21 From other material before me it seems that Adler Corporation carries on business in part as trustee of a family trust of which the beneficiaries are Mr Adler, his wife Mrs Lynda Adler and their children, and in part not as trustee. A letter from Mr Adler's solicitors says that "the vast majority of Adler Corporation's business involves trading in equity or property investments". What the business activities are, and with whom Adler Corporation has dealings, are otherwise not exposed. It seems clear that third parties stand to be affected by Mr Adler's management of Adler Corporation if that management continues until the determination of the appeal.
22 What Mr Adler intends to do remains uncertain, six months after Santow J's first reasons and three months after the disqualification order. I do not consider that it is satisfactorily explained why (the prospect of) adopting a partnership structure is necessary for him to exclude himself from the management of Adler Corporation pending the hearing of the appeal, or why some other course less momentous for a restructuring will not serve so to exclude him while permitting in the interim appropriate financial support and the management by others of the affairs of Adler Corporation.
23 On behalf of Mr Adler it was submitted that he and Adler Corporation had conducted themselves cooperatively and expeditiously in the appeal to the present time, that the stay in force to the present time had not had untoward consequences, and that there was nothing to suggest that a stay in the terms sought would be likely to bring detriment to outweigh the hardship to Mr Adler. Until impugned, and it was not submitted that for this application I should not take them at face value, Santow J's findings against Mr Adler should be given effect as to the future of Adler Corporation, and I do not think that on the evidence in this application a sufficient countervailing case of hardship to Mr Adler has been made out.

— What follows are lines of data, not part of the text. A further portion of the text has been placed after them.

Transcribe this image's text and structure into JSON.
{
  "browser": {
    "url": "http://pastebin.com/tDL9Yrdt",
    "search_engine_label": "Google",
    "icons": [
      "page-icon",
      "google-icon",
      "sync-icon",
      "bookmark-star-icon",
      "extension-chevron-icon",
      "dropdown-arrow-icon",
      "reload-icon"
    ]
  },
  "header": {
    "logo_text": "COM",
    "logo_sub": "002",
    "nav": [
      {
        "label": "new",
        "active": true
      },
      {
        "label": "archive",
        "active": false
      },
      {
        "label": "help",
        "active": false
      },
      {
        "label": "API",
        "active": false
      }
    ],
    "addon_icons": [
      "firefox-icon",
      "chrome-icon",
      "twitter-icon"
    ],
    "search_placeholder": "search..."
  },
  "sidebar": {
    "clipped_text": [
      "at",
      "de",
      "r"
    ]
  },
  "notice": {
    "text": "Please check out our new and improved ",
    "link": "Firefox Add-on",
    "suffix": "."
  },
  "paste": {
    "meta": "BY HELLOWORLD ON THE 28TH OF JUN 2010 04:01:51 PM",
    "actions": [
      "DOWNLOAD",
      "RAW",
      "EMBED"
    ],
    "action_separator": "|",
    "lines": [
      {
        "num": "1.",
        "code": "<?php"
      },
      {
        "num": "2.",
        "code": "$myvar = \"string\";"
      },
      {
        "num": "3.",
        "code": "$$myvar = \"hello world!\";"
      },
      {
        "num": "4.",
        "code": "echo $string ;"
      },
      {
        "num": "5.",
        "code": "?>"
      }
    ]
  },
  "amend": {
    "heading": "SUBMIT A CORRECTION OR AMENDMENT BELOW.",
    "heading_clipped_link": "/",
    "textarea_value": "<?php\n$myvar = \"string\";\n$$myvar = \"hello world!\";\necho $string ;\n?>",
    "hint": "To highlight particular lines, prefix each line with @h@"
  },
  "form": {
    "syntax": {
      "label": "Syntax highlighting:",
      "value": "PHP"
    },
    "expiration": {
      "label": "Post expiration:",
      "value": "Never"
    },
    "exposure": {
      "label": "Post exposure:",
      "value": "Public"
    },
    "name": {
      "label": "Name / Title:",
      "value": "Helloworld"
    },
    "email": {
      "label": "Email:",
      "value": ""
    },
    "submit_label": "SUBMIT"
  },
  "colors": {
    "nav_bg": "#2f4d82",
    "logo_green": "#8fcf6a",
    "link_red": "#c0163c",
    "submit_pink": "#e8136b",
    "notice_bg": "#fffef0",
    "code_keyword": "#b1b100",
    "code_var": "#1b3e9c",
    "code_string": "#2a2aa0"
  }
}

24 It is open to Mr Adler to apply pursuant to s 206G of the Act for leave to manage Adler Corporation. It may be that the evidence on any such application will be more complete, and the interests of the public and Mr Adler can then be more suitably considered than in this application (see Secretary of State for Trade and Industry v Bannister (1996) 1 WLR 118, in which it was said that the equivalent to s 206G should normally be taken up instead of applying for a stay).